I combined these thoughts and methods and began to notice that I could make better decisions in my life when I felt relaxed and pleasant, so I took time to change my feelings and enjoy. That's different from Pollyanna, who made believe. I was affirmed in feeling perfectly awful, as long as I wished. Just don't believe what you think or observe at those times. During those serene times ("for today" is the expression in Al-Anon) I could both enjoy my life and think and act in ways that I could trust represented who I really am, not out of distorted intensities like guilt, anger, loneliness or fear.
Over the next several years I discovered that stress caused illnesses, and noticed things like the personal isolation that was a major part of the treatment for tuberculosis. There was even some evidence that the recovery program of AA would work effectively for tuberculosis patients (the founder of the National Council on Alcoholism was both and recovered from both through AA, and others affirmed the discovery). All of this came to an end through the use of antibiotics.
It was a phrase in my family, "my resistance was down and I got a cold", and we worked to build up that old resistance. Over the years, when I found myself in a "helper" role in life, and a staff member at a mental hospital, I continued to notice the connections among various illnesses and various feelings, like sadness and sore throats. Being a huge man, I was often asked to help calm down an unruly and psychotic patient, and I did what everyone does on a hospital ward. I talked of ease and calmness and in a short time the psychosis would abate and the patient would calm down. In fact (this was the days before drugs) if the patient were put in a straight jacket the calming would be much longer in coming. And, me being a resourceful and risk taking person, would see the patient later and talk about what the patient was saying while psychotic. More times than not the psychosis would begin to return. Then I would shift his focus to serenity and watch it go, then back to the feelings which supported the psychosis. Some patients were delighted when I offered that they take over, and in and out of psychosis they would go. I began to find that they could use some of what I learned in AA and Al-Anon to make serenity and clarity part of their lives. This developed into our DCI program of "Client Directed Recovery", which works like magic.

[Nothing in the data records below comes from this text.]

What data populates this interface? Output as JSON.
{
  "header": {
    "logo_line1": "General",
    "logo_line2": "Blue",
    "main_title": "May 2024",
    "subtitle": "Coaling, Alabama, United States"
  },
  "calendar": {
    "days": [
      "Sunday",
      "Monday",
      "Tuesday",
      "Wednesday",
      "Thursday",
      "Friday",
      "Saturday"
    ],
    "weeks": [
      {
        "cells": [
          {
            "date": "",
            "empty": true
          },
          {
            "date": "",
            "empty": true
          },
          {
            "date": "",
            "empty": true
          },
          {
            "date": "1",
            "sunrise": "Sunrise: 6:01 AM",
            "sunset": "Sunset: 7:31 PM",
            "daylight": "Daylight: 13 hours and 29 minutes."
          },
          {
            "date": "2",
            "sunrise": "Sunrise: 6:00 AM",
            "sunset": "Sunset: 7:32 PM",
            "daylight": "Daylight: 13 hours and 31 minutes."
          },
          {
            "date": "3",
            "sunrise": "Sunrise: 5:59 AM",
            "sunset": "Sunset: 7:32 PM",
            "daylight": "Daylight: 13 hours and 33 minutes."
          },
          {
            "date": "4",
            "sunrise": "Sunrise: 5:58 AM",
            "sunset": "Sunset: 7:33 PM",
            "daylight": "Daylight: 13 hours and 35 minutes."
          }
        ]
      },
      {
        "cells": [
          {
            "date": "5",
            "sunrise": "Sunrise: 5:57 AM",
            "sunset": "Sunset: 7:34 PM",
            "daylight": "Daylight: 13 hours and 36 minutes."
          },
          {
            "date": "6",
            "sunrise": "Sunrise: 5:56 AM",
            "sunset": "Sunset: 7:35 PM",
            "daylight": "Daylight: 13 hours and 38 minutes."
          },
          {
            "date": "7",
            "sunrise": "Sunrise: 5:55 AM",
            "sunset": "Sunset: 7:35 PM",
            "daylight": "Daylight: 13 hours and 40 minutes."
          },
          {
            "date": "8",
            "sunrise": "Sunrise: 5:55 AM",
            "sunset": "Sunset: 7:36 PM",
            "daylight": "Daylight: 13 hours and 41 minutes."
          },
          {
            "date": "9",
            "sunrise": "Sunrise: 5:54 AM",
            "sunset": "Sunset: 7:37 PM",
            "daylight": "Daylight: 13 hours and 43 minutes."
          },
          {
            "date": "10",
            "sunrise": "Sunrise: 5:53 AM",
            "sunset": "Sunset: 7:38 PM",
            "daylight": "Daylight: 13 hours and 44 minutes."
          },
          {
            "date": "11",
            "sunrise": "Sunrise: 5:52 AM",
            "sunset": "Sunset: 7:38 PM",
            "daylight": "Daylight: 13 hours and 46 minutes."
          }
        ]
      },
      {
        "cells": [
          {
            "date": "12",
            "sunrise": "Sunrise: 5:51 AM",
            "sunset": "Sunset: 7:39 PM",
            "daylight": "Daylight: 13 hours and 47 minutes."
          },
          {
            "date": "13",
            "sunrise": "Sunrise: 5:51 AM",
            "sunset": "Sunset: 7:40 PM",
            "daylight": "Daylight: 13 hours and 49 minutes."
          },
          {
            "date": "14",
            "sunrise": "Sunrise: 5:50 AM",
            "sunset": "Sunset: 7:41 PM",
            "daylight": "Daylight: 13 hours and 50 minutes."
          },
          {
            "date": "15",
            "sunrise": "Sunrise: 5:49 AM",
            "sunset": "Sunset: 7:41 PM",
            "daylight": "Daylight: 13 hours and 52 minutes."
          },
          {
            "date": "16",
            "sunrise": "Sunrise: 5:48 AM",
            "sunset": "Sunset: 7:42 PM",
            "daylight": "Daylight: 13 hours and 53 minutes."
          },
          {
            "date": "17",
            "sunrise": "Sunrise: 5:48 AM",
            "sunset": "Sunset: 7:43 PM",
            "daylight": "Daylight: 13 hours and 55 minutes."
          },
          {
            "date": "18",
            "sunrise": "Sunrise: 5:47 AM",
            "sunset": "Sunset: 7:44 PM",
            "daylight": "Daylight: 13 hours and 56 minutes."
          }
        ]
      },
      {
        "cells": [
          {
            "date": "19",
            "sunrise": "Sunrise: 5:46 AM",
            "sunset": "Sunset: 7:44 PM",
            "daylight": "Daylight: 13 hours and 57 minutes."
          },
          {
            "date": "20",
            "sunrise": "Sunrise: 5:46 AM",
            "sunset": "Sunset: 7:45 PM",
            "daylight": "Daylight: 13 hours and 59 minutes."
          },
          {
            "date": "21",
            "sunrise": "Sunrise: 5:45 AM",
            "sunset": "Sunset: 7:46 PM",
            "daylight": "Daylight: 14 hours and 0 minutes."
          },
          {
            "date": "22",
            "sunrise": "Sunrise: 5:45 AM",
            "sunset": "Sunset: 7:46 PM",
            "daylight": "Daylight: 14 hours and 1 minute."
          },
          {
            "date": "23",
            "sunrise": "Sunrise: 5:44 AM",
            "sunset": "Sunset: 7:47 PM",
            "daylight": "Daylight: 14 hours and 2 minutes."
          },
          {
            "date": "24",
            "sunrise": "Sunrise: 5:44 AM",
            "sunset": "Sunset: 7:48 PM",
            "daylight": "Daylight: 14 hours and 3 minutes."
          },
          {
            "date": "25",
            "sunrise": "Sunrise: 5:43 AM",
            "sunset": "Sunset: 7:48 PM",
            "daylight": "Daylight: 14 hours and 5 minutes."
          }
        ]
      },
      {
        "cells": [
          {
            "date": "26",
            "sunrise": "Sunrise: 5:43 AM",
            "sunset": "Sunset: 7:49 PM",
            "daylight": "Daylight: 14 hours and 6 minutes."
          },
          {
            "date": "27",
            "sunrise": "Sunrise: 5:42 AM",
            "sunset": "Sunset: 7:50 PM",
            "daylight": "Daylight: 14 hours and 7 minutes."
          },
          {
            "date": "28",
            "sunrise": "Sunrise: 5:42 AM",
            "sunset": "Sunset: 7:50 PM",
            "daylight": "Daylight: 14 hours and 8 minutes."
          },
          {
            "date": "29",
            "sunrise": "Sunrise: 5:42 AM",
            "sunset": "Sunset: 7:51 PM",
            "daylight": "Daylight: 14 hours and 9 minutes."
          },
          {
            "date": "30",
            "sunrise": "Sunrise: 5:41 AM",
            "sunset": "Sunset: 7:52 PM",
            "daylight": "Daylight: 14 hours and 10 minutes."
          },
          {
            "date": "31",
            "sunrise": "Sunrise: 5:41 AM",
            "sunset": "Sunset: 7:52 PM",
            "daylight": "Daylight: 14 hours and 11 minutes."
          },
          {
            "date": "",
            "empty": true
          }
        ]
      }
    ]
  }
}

Learning more about feelings led to the physical wellness work which we do. Feelings are physiological events in the body. They are things that the person does, while we learn to believe that they happen to us. That's not surprising, since once you do something, like create a feelings state, and then you associate that with something else, like how people respond when you feel that way, you have now rehearsed an association and created a behavior pattern. That means that every time you think, "I wish they would act this way" it restimulates the feeling and, lo, they do! Now you will notice that they learn to "push your buttons" by placing a restimulator before you. They now "make you feel this way". Simply add this to childhood experience with illness (everyone pays attention to your illness, or to poor sick grandma). Now you have a system of behavior in which your body automatically holds those feelings which cause illness for you, and lo and behold you are sick and loved for it.
This is exactly the kind of stuff that the Designed Change Process was developed for. You have more to say about your illness than you have been led to believe.